Jeder kennt das: Eine Großfamilie kommt zusammen und alle sind nervös. Wenn die Oma Geburtstag feiert, treffen sich manche, die sich sonst lieber aus dem Weg gehen. Andere freuen sich auf das Wiedersehen nach langer Zeit. Die Erwartungen sind so hoch wie die Rollenzwänge eng. Trotz eifriger Bemühungen läuft daher einiges holprig. Im Kino hat man das oft gesehen, selten geht es gut aus. Eher feiern die Leichen im Keller ihre Auferstehung, am eindrucksvollsten wohl in Thomas Vinterbergs „Das Fest“ (1998). Die Italienerin Laura Bispuri gönnt ihren Figuren einen versöhnlicheren, hoffnungsvolleren Weg - in einer beeindruckend dichten Familienaufstellung von elf Personen. 

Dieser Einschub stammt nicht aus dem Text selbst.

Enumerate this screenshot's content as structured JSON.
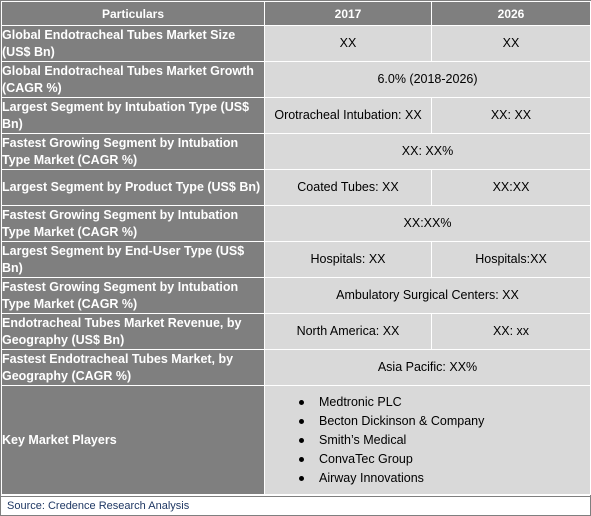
{
  "header": {
    "col1": "Particulars",
    "col2": "2017",
    "col3": "2026"
  },
  "rows": [
    {
      "label": "Global Endotracheal Tubes Market Size (US$ Bn)",
      "v2017": "XX",
      "v2026": "XX"
    },
    {
      "label": "Global Endotracheal Tubes Market Growth (CAGR %)",
      "merged": "6.0% (2018-2026)"
    },
    {
      "label": "Largest Segment by Intubation Type (US$ Bn)",
      "v2017": "Orotracheal Intubation: XX",
      "v2026": "XX:  XX"
    },
    {
      "label": "Fastest Growing Segment by Intubation Type Market (CAGR %)",
      "merged": "XX: XX%"
    },
    {
      "label": "Largest Segment by Product Type (US$ Bn)",
      "v2017": "Coated Tubes: XX",
      "v2026": "XX:XX"
    },
    {
      "label": "Fastest Growing Segment by Intubation Type Market (CAGR %)",
      "merged": "XX:XX%"
    },
    {
      "label": "Largest Segment by End-User Type (US$ Bn)",
      "v2017": "Hospitals: XX",
      "v2026": "Hospitals:XX"
    },
    {
      "label": "Fastest Growing Segment by Intubation Type Market (CAGR %)",
      "merged": "Ambulatory Surgical Centers: XX"
    },
    {
      "label": "Endotracheal Tubes Market Revenue, by Geography (US$ Bn)",
      "v2017": "North America: XX",
      "v2026": "XX: xx"
    },
    {
      "label": "Fastest Endotracheal Tubes Market, by Geography (CAGR %)",
      "merged": "Asia Pacific: XX%"
    }
  ],
  "key_players": {
    "label": "Key Market Players",
    "items": [
      "Medtronic PLC",
      "Becton Dickinson & Company",
      "Smith’s Medical",
      "ConvaTec Group",
      "Airway Innovations"
    ]
  },
  "source": "Source: Credence Research Analysis"
}
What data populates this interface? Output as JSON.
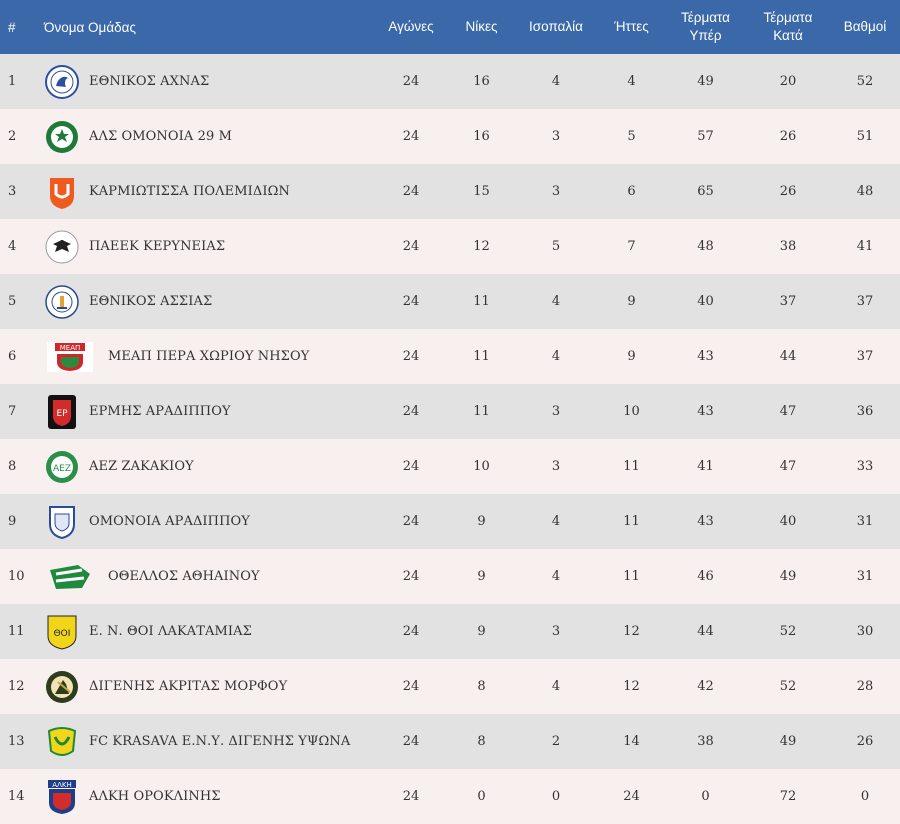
{
  "headers": {
    "pos": "#",
    "team": "Όνομα Ομάδας",
    "played": "Αγώνες",
    "wins": "Νίκες",
    "draws": "Ισοπαλία",
    "losses": "Ήττες",
    "gf_line1": "Τέρματα",
    "gf_line2": "Υπέρ",
    "ga_line1": "Τέρματα",
    "ga_line2": "Κατά",
    "points": "Βαθμοί"
  },
  "colors": {
    "header_bg": "#3a68a8",
    "row_odd": "#e2e2e2",
    "row_even": "#f8efef"
  },
  "rows": [
    {
      "pos": "1",
      "team": "ΕΘΝΙΚΟΣ ΑΧΝΑΣ",
      "crest": "ethnikos-achnas-crest",
      "played": "24",
      "wins": "16",
      "draws": "4",
      "losses": "4",
      "gf": "49",
      "ga": "20",
      "points": "52"
    },
    {
      "pos": "2",
      "team": "ΑΛΣ ΟΜΟΝΟΙΑ 29 Μ",
      "crest": "omonoia-29m-crest",
      "played": "24",
      "wins": "16",
      "draws": "3",
      "losses": "5",
      "gf": "57",
      "ga": "26",
      "points": "51"
    },
    {
      "pos": "3",
      "team": "ΚΑΡΜΙΩΤΙΣΣΑ ΠΟΛΕΜΙΔΙΩΝ",
      "crest": "karmiotissa-crest",
      "played": "24",
      "wins": "15",
      "draws": "3",
      "losses": "6",
      "gf": "65",
      "ga": "26",
      "points": "48"
    },
    {
      "pos": "4",
      "team": "ΠΑΕΕΚ ΚΕΡΥΝΕΙΑΣ",
      "crest": "paeek-crest",
      "played": "24",
      "wins": "12",
      "draws": "5",
      "losses": "7",
      "gf": "48",
      "ga": "38",
      "points": "41"
    },
    {
      "pos": "5",
      "team": "ΕΘΝΙΚΟΣ ΑΣΣΙΑΣ",
      "crest": "ethnikos-assias-crest",
      "played": "24",
      "wins": "11",
      "draws": "4",
      "losses": "9",
      "gf": "40",
      "ga": "37",
      "points": "37"
    },
    {
      "pos": "6",
      "team": "ΜΕΑΠ ΠΕΡΑ ΧΩΡΙΟΥ ΝΗΣΟΥ",
      "crest": "meap-crest",
      "played": "24",
      "wins": "11",
      "draws": "4",
      "losses": "9",
      "gf": "43",
      "ga": "44",
      "points": "37"
    },
    {
      "pos": "7",
      "team": "ΕΡΜΗΣ ΑΡΑΔΙΠΠΟΥ",
      "crest": "ermis-crest",
      "played": "24",
      "wins": "11",
      "draws": "3",
      "losses": "10",
      "gf": "43",
      "ga": "47",
      "points": "36"
    },
    {
      "pos": "8",
      "team": "ΑΕΖ ΖΑΚΑΚΙΟΥ",
      "crest": "aez-crest",
      "played": "24",
      "wins": "10",
      "draws": "3",
      "losses": "11",
      "gf": "41",
      "ga": "47",
      "points": "33"
    },
    {
      "pos": "9",
      "team": "ΟΜΟΝΟΙΑ ΑΡΑΔΙΠΠΟΥ",
      "crest": "omonoia-aradippou-crest",
      "played": "24",
      "wins": "9",
      "draws": "4",
      "losses": "11",
      "gf": "43",
      "ga": "40",
      "points": "31"
    },
    {
      "pos": "10",
      "team": "ΟΘΕΛΛΟΣ ΑΘΗΑΙΝΟΥ",
      "crest": "othellos-crest",
      "played": "24",
      "wins": "9",
      "draws": "4",
      "losses": "11",
      "gf": "46",
      "ga": "49",
      "points": "31"
    },
    {
      "pos": "11",
      "team": "Ε. Ν. ΘΟΙ ΛΑΚΑΤΑΜΙΑΣ",
      "crest": "thoi-crest",
      "played": "24",
      "wins": "9",
      "draws": "3",
      "losses": "12",
      "gf": "44",
      "ga": "52",
      "points": "30"
    },
    {
      "pos": "12",
      "team": "ΔΙΓΕΝΗΣ ΑΚΡΙΤΑΣ ΜΟΡΦΟΥ",
      "crest": "digenis-morfou-crest",
      "played": "24",
      "wins": "8",
      "draws": "4",
      "losses": "12",
      "gf": "42",
      "ga": "52",
      "points": "28"
    },
    {
      "pos": "13",
      "team": "FC KRASAVA Ε.Ν.Υ. ΔΙΓΕΝΗΣ ΥΨΩΝΑ",
      "crest": "krasava-crest",
      "played": "24",
      "wins": "8",
      "draws": "2",
      "losses": "14",
      "gf": "38",
      "ga": "49",
      "points": "26"
    },
    {
      "pos": "14",
      "team": "ΑΛΚΗ ΟΡΟΚΛΙΝΗΣ",
      "crest": "alki-crest",
      "played": "24",
      "wins": "0",
      "draws": "0",
      "losses": "24",
      "gf": "0",
      "ga": "72",
      "points": "0"
    }
  ]
}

Ohne einen heftigen Sturm, der alles auf den Kopf stellt, wird es aber auch hier nicht gehen. Windgepeitscht wehen die Palmen an diesem Wintertag vor der Wohnung am Meer, in die Nena (Dominique Sanda) ihre Angehörigen zum Essen eingeladen hat. Und auch der titelgebende Pfau macht klar, dass sich Natur nicht in das Korsett menschlicher Regeln sperren lässt. Paco, der Pfau, wird zwar von Nenas Sohn Vito (Leonardo Lidi) und dessen Partnerin Adelina (Alba Rohrwacher) als Haustier gehalten. Dass sie ihn zur Familienfeier mitbringen dürfen, mussten sie der widerstrebenden Gastgeberin aber mühevoll abringen. Schon aufgrund des Filmtitels ist zu ahnen, dass der Vogel eine bedeutende Rolle spielen wird. Allerdings nicht in surrealen, paradiesischen Anklängen an den magischen Realismus, sondern äußerst handfest.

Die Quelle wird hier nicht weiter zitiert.